Taehyung memang belum belanja, dan feeling nya berkata bahwa sang ibu sudah menghabiskan persediaan terakhir demi membuatkannya bubur. Bubur sayur.

Tapi, kenapa harus sampai menangis, apa sebegitu laparnya, ya?

Terlampau sibuk dengan pikiran masing-masing, maka jangan salahkan kelancangan seseorang yang tengah menatap mereka di ambang ruangan.

Dengan mata yang membulat.

Kediaman Taehyung kedatangan tamu tak terduga.

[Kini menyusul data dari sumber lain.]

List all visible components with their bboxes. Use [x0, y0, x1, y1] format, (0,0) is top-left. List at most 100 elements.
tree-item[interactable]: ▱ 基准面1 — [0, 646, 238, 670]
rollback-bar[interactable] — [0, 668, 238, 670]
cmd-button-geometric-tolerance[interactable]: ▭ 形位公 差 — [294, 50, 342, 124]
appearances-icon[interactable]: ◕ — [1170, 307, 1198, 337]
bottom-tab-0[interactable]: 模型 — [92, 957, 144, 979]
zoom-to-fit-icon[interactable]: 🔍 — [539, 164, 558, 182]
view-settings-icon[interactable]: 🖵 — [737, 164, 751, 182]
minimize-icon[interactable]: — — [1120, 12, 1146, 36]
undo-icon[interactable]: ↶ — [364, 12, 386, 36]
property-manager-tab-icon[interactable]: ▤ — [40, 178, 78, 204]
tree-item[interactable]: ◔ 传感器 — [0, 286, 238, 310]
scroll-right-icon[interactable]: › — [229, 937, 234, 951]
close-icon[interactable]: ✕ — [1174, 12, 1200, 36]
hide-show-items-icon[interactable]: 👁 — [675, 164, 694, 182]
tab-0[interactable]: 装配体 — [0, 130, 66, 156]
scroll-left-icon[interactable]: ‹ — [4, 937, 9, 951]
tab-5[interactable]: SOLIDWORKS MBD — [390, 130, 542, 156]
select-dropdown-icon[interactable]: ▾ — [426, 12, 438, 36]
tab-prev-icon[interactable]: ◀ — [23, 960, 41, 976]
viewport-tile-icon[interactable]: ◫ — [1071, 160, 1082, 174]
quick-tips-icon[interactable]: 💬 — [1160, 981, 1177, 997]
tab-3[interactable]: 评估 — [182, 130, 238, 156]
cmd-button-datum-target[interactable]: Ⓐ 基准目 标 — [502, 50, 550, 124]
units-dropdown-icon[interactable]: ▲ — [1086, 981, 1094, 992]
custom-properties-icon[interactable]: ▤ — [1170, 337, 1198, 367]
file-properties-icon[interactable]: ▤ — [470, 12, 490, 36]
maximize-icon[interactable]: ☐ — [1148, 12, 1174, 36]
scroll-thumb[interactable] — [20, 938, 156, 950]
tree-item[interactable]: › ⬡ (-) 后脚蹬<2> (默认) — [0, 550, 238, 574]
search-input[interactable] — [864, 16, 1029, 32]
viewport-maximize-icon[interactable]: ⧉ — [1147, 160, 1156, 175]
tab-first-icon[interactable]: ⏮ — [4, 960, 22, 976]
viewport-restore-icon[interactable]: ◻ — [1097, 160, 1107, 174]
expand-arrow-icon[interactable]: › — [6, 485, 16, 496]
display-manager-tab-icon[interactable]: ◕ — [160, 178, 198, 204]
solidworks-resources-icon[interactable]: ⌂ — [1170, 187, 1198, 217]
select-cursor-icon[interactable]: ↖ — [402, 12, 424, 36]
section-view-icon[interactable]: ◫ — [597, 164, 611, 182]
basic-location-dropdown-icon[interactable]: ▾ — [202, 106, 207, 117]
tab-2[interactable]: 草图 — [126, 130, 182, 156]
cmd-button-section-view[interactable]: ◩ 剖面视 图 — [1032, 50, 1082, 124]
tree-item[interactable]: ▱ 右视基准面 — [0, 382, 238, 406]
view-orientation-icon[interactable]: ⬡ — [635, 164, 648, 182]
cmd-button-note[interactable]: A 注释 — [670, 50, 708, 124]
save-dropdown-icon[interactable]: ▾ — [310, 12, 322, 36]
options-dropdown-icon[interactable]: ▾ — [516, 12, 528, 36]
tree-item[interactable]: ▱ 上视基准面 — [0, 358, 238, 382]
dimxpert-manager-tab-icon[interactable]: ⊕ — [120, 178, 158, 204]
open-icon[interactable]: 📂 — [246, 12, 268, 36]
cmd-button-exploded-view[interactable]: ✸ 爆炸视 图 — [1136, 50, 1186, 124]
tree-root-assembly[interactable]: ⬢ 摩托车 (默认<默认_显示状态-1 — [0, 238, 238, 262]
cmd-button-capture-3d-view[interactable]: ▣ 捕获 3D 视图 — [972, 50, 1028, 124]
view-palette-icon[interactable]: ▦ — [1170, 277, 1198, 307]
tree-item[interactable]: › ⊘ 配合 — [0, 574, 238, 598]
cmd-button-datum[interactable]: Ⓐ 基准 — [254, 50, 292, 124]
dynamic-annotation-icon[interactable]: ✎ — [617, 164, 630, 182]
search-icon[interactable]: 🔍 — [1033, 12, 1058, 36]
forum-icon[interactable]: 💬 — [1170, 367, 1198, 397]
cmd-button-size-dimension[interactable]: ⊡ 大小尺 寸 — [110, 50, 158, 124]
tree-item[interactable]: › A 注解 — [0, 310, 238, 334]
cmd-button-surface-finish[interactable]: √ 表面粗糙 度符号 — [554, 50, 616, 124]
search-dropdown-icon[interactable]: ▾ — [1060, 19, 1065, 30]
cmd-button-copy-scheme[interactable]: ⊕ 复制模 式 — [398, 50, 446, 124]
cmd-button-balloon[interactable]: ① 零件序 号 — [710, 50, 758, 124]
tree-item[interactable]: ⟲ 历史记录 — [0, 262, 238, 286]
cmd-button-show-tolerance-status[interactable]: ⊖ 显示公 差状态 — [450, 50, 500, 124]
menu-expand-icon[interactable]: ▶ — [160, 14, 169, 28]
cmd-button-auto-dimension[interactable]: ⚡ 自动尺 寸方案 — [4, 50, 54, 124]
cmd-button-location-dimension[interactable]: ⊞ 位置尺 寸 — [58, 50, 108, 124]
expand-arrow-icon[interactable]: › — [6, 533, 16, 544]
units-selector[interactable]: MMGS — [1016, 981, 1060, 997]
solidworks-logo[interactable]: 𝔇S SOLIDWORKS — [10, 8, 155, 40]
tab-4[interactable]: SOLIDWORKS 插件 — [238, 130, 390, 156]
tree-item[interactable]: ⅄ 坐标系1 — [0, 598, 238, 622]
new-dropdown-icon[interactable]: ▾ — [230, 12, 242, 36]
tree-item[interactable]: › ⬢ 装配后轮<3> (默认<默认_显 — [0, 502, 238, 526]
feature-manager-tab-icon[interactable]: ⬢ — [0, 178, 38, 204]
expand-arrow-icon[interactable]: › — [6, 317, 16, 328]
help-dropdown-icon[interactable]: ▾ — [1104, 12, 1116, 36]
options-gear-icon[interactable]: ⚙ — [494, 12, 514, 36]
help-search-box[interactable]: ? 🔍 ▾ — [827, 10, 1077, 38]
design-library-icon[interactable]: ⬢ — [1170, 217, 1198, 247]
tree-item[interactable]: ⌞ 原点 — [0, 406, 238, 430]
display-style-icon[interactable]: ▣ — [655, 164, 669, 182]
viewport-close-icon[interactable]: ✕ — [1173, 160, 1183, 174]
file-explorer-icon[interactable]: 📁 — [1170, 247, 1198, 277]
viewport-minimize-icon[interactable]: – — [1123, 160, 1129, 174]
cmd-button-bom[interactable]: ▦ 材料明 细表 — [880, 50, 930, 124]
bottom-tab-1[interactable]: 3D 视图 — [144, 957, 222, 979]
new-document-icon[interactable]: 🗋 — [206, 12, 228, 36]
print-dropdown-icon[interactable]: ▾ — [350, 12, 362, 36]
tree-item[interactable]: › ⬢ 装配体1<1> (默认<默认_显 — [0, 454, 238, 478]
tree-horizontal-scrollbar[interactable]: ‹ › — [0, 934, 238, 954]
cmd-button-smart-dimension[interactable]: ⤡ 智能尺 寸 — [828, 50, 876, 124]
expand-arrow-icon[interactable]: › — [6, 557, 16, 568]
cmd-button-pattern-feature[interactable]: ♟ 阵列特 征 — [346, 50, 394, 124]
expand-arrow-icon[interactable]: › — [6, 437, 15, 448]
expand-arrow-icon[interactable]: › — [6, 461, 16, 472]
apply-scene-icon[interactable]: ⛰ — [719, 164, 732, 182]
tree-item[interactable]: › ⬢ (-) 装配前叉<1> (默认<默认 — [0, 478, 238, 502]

Ruang tamu dihantam keheningan, Taehyung terduduk di sofa bersampingan dengan Jungkook yang menunduk sesenggukan, tidak berdekatan, menciptakan jarak dengan duduk di masing-masing ujung sofa, sedangkan sang tamu duduk dihadapan mereka, terpisah oleh sebuah meja kaca.

Posisi persidangan.

Sudah lima belas menit keheningan menguasai, dan saat Taehyung membuka mulut untuk memecahkannya, sang tamu mengangkat sebelah tangan, menampakkan sisi telapaknya, bahasa tubuh untuk menyuruhnya diam.

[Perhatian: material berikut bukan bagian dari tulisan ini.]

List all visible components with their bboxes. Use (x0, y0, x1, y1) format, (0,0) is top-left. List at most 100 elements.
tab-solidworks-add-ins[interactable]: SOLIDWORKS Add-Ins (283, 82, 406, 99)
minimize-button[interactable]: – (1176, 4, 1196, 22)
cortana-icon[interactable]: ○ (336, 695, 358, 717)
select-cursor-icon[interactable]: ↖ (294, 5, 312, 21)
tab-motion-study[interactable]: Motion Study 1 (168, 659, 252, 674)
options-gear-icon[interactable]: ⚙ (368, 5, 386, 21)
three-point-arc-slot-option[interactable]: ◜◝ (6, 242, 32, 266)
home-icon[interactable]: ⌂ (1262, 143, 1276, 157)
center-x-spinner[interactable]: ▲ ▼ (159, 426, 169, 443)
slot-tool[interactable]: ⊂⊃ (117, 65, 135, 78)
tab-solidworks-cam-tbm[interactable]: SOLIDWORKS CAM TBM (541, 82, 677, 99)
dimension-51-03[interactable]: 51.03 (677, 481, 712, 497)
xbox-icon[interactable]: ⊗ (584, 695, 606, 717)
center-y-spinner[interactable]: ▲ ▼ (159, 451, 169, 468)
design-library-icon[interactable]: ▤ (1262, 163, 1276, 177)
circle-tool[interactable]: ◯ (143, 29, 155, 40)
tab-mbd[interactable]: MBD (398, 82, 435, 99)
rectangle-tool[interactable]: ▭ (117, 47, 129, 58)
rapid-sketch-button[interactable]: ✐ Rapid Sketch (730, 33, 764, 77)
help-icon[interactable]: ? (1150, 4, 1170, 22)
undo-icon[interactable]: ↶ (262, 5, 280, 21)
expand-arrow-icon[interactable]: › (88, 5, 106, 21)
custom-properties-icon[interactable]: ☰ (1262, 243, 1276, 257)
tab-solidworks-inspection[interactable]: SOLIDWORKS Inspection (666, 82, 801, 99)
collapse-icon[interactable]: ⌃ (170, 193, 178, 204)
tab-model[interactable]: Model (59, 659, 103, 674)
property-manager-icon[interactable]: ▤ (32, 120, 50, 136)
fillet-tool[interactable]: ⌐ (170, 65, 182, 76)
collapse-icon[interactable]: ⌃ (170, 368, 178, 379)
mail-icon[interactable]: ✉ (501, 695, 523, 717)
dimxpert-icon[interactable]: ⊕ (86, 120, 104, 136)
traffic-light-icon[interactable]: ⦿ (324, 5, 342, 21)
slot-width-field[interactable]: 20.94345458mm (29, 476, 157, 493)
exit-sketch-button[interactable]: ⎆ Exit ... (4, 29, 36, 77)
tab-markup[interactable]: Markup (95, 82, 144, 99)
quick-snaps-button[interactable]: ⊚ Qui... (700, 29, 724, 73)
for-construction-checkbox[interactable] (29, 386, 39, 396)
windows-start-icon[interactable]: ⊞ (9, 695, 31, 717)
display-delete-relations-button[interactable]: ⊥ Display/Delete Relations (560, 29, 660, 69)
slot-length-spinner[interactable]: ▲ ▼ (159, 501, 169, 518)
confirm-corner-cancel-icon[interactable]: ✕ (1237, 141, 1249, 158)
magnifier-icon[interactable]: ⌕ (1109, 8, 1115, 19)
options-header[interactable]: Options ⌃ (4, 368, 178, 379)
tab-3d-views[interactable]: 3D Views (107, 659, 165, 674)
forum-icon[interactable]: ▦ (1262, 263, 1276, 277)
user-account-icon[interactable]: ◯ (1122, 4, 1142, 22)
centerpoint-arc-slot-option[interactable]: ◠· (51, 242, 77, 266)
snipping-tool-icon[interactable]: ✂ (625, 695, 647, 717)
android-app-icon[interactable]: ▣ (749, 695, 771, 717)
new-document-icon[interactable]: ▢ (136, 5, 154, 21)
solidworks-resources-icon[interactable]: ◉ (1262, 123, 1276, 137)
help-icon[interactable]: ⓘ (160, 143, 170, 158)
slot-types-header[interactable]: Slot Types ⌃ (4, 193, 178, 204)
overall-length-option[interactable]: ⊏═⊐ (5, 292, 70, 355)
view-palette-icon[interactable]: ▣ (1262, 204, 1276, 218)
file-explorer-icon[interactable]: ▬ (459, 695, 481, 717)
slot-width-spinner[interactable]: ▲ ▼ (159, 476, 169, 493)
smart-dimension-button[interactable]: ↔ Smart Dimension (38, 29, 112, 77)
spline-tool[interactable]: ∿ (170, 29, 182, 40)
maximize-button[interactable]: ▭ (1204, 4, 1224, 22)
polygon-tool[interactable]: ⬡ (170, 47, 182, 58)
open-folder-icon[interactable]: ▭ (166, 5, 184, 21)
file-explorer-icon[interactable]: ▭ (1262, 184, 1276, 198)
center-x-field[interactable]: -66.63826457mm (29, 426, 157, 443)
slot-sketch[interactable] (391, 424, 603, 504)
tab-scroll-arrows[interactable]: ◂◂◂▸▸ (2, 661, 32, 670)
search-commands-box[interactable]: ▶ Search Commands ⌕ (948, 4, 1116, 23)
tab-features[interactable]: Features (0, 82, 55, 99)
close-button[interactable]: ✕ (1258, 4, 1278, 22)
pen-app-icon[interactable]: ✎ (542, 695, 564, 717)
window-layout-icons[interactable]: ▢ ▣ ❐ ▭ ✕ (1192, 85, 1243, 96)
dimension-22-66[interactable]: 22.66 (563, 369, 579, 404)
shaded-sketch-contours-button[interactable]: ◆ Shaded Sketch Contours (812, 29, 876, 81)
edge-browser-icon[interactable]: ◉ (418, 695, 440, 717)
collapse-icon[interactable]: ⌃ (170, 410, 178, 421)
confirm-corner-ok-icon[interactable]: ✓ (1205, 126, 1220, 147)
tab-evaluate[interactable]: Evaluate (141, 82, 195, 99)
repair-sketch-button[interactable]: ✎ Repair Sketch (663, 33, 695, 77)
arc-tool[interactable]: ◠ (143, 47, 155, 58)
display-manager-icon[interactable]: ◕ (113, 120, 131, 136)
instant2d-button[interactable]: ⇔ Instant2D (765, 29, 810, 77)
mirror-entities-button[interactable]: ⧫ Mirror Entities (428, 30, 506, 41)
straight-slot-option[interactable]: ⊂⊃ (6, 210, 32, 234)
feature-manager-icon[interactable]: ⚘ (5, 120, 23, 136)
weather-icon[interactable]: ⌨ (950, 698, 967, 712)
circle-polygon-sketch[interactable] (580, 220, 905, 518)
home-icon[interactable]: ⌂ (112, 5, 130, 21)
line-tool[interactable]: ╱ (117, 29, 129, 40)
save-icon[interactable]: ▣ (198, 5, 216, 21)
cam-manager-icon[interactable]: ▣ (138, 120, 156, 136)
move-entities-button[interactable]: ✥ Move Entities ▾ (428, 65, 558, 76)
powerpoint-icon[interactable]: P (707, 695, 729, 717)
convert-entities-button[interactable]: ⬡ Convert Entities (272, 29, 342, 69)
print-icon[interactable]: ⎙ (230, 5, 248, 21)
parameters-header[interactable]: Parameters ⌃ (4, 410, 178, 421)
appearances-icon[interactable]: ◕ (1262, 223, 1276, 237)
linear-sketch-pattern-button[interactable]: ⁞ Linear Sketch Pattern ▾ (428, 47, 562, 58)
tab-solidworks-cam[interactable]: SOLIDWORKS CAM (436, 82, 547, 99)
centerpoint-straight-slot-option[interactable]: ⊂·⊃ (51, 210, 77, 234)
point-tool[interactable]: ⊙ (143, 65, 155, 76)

"Tutup mulutmu, Taehyung!" Matanya menusuk tajam tepat ke retina pemilik rumah.

Dan, Taehyung tak punya pilihan lain selain menuruti, punggungnya dijatuhkan menyentuh sandaran sofa, memandang langit-langit ruangan lantas memejamkan mata.

Merasa frustasi.

"Jelaskan, siapa anak ini dan kenapa dia ada disini sambil menangis dihadapanmu!"

Perintah mutlak sudah di lontarkan, dan keheningan kembali menyerang, hanya terdengar suara sesenggukan Jungkook yang masih menunduk sambil memainkan jemarinya sendiri diatas pangkuan paha.

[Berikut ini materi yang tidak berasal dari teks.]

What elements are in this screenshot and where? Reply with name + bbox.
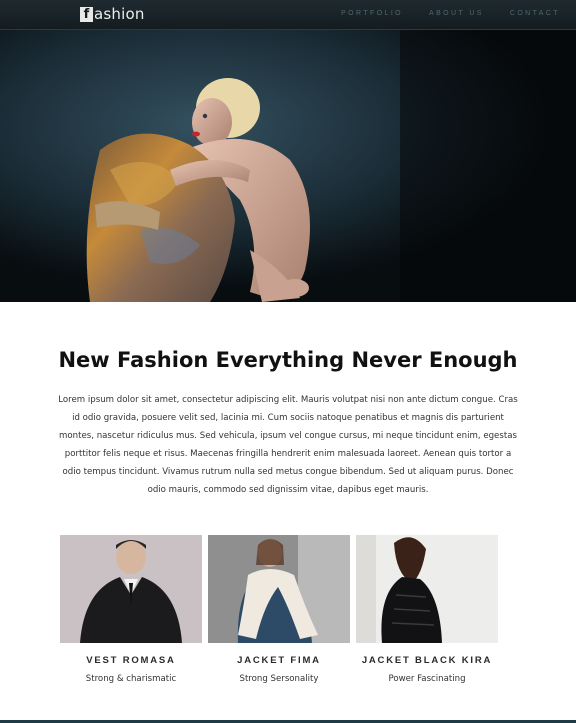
product-photo-woman-leather-jacket (356, 535, 498, 643)
product-photo-man-coat (60, 535, 202, 643)
product-card-vest-romasa[interactable]: VEST ROMASA Strong & charismatic (60, 535, 202, 684)
logo[interactable]: f ashion (80, 4, 145, 24)
product-image-vest-romasa[interactable] (60, 535, 202, 643)
product-description: Strong & charismatic (85, 674, 177, 684)
product-card-jacket-fima[interactable]: JACKET FIMA Strong Sersonality (208, 535, 350, 684)
product-description: Strong Sersonality (239, 674, 319, 684)
section-title: New Fashion Everything Never Enough (58, 348, 518, 372)
product-name: JACKET FIMA (237, 655, 321, 666)
nav-link-about-us[interactable]: ABOUT US (429, 10, 484, 17)
product-name: JACKET BLACK KIRA (361, 655, 493, 666)
product-photo-woman-fur-jacket (208, 535, 350, 643)
hero-image (0, 30, 576, 302)
nav-links: PORTFOLIO ABOUT US CONTACT (341, 10, 560, 17)
hero-model-illustration (0, 30, 576, 302)
product-image-jacket-black-kira[interactable] (356, 535, 498, 643)
nav-link-contact[interactable]: CONTACT (510, 10, 560, 17)
nav-link-portfolio[interactable]: PORTFOLIO (341, 10, 403, 17)
product-description: Power Fascinating (388, 674, 466, 684)
logo-mark: f (80, 6, 93, 22)
product-image-jacket-fima[interactable] (208, 535, 350, 643)
logo-text: ashion (94, 5, 145, 23)
intro-paragraph: Lorem ipsum dolor sit amet, consectetur … (58, 395, 518, 495)
product-card-jacket-black-kira[interactable]: JACKET BLACK KIRA Power Fascinating (356, 535, 498, 684)
product-name: VEST ROMASA (86, 655, 176, 666)
top-nav: f ashion PORTFOLIO ABOUT US CONTACT (0, 0, 576, 30)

Taehyung meliriknya sejenak, lantas menegakkan posisi duduk, dan mulai bersuara.

"Eomma, dia Jungkook." Ucapnya, matanya menatap sang ibu yang setia menunggu penjelasan lengkap.

Ya, itu ibu dari pemilik rumah, menjelaskan kenapa ia bisa masuk tanpa memencet bell terlebih dahulu, ia mengetahui sandi kediaman anaknya.

Taehyung dilanda rasa bingung untuk melanjutkan, lantas berucap ragu,"Dia–hampir dijual ayahnya–"

"Bagaimana bisa?!" pekik sang ibu memotong penjelasan, tubuhnya menegak dengan cepat, sukses membuat Jungkook dan Taehyung tersentak.

Nah, untuk yang ini berhasil menyadarkan Taehyung, bahwa ia belum mengetahui masalah tamunya sedikitpun, kenyataan ini lumayan menamparnya.

"Err, itu aku belum–"

"Untuk melunasi hutang, nyonya, maaf sudah merepotkan anak nyonya, saya akan pindah malam ini juga." Yang termuda memotong sambil terus menunduk, dia sudah sering melihat adegan seperti ini dalam drama kesukaan Wonwoo hyung–kekasih Mingyu– , dalam drama posisinya tepat sebagai orang yang akan di tendang, seperti percintaan beda dunia, si kaya dan si miskin.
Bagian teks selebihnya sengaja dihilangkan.